Syrie: Bachar al-Assad décrète une «amnistie générale»

Désireux de se présenter, depuis sa réélection pour un troisième mandat, comme le champion de la «réconciliation» et de la main tendue, M. Assad a décrété une amnistie générale pour tous les «crimes» commis jusqu’à ce lundi.

Dans un décret publié par les médias d’Etat, il commue des condamnations à mort en peines de prison à vie, réduit le nombre d’années d’emprisonnement pour certaines infractions et annule d’autres peines.

Il s’agit de la plus large amnistie annoncée depuis le début du conflit, le 15 mars 2011, déclenché par un mouvement de contestation pacifique qui a dégénéré en rébellion.

Elle concerne pour la première fois des crimes figurant dans la loi sur le terrorisme de juillet 2012. Les amnisties précédentes avaient exclu les «terroristes» et les «criminels en fuite».

Combattants étrangers concernés

Les ravisseurs qui libéreront leurs otages seront également couverts, de même que les déserteurs de l’armée.

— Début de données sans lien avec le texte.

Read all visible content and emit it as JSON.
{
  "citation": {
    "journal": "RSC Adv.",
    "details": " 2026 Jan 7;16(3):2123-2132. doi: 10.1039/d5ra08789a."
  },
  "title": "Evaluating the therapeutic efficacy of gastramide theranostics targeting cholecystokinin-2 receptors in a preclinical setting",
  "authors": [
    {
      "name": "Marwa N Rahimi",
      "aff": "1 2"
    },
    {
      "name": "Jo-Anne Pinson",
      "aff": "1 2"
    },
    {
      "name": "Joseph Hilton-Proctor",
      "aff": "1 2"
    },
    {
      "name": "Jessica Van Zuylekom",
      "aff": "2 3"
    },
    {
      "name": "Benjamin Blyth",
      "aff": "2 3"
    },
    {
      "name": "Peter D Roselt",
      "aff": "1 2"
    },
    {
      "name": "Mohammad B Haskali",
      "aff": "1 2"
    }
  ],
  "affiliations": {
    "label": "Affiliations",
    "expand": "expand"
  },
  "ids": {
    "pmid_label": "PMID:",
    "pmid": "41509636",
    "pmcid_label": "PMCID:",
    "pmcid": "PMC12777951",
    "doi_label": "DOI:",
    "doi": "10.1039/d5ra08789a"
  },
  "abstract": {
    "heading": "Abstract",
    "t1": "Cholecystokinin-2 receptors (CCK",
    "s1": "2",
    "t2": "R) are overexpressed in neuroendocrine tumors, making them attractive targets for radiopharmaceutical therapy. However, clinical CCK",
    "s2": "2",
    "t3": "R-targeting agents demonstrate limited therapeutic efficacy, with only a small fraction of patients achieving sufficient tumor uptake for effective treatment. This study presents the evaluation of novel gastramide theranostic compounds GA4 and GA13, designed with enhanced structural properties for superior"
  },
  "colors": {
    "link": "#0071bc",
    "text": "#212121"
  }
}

C’est en outre la première fois que le régime offre une amnistie aux combattants étrangers, s’ils se rendent d’ici trois mois.

Selon le décret publié par la présidence syrienne, les détenus âgés d’au moins 70 ans, et ceux atteints d’une maladie incurable, seront également libérés. Les trafiquants d’armes et de drogues verront quant à eux leurs peines de prison réduites, tout comme les individus emprisonnés pour des crimes économiques.

Plus de 100’000 détenus

Selon un juriste de Damas, l’amnistie devrait concerner les personnes déjà jugées et celles, bien plus nombreuses, qui croupissent sans procès dans les centres de détention des services de renseignement du régime.

«Cette amnistie est le droit le plus élémentaire pour des gens dont la détention est contraire à la liberté d’opinion. Ce n’est pas un cadeau du régime», a réagi l’Observatoire syrien des droits de l’Homme (OSDH), ONG basée à Londres.

Plus de 100’000 personnes sont détenues, dont 18’000 considérées comme des disparues car leurs familles ne connaissent rien de leur sort. «Est-ce que les listes (de la nouvelle amnistie) concerneront ces gens-là»? demande l’OSDH.

Lors des quatre précédentes amnisties, les organisations de défense des droits humains avaient affirmé qu’en dépit des décrets, beaucoup de détenus n’avaient jamais retrouvé la liberté.

Torture au quotidien

L’ancien médiateur de la communauté internationale pour la Syrie, Lakhdar Brahimi, qui a démissionné en mai après l’échec des négociations de paix, dit avoir présenté au président une liste de prisonniers dont la libération est réclamée par l’opposition.

«Il sait qu’il y a 50’000 à 100’000 personnes dans ses geôles et que certaines d’entre elles sont torturées quotidiennement», a assuré ce week-end M. Brahimi au magazine allemand «Der Spiegel».

Les rebelles qui veulent renverser Bachar al Assad ont aussi fait plusieurs milliers de prisonniers. L’OSDH a demandé samedi à l’Etat islamique en Irak et au Levant (EIIL), un groupe djihadiste sunnite, la libération de quelque 2000 détenus, dont 150 écoliers kurdes enlevés le mois dernier.

Turquie et Iran veulent coopérer

Sur le terrain, alors que le conflit est devenu multiforme, avec l’implication de plusieurs groupes étrangers infiltrés dans le pays, les combats entre jihadistes de L’EIIL et une coalition de rebelles et de la branche officielle d’Al-Qaïda ont fait des dizaines de morts.

Côté diplomatique, les deux puissances régionales que sont la Turquie, alliée des rebelles, et l’Iran, soutien du régime, se sont engagées à Ankara à coopérer pour mettre un terme au bain de sang.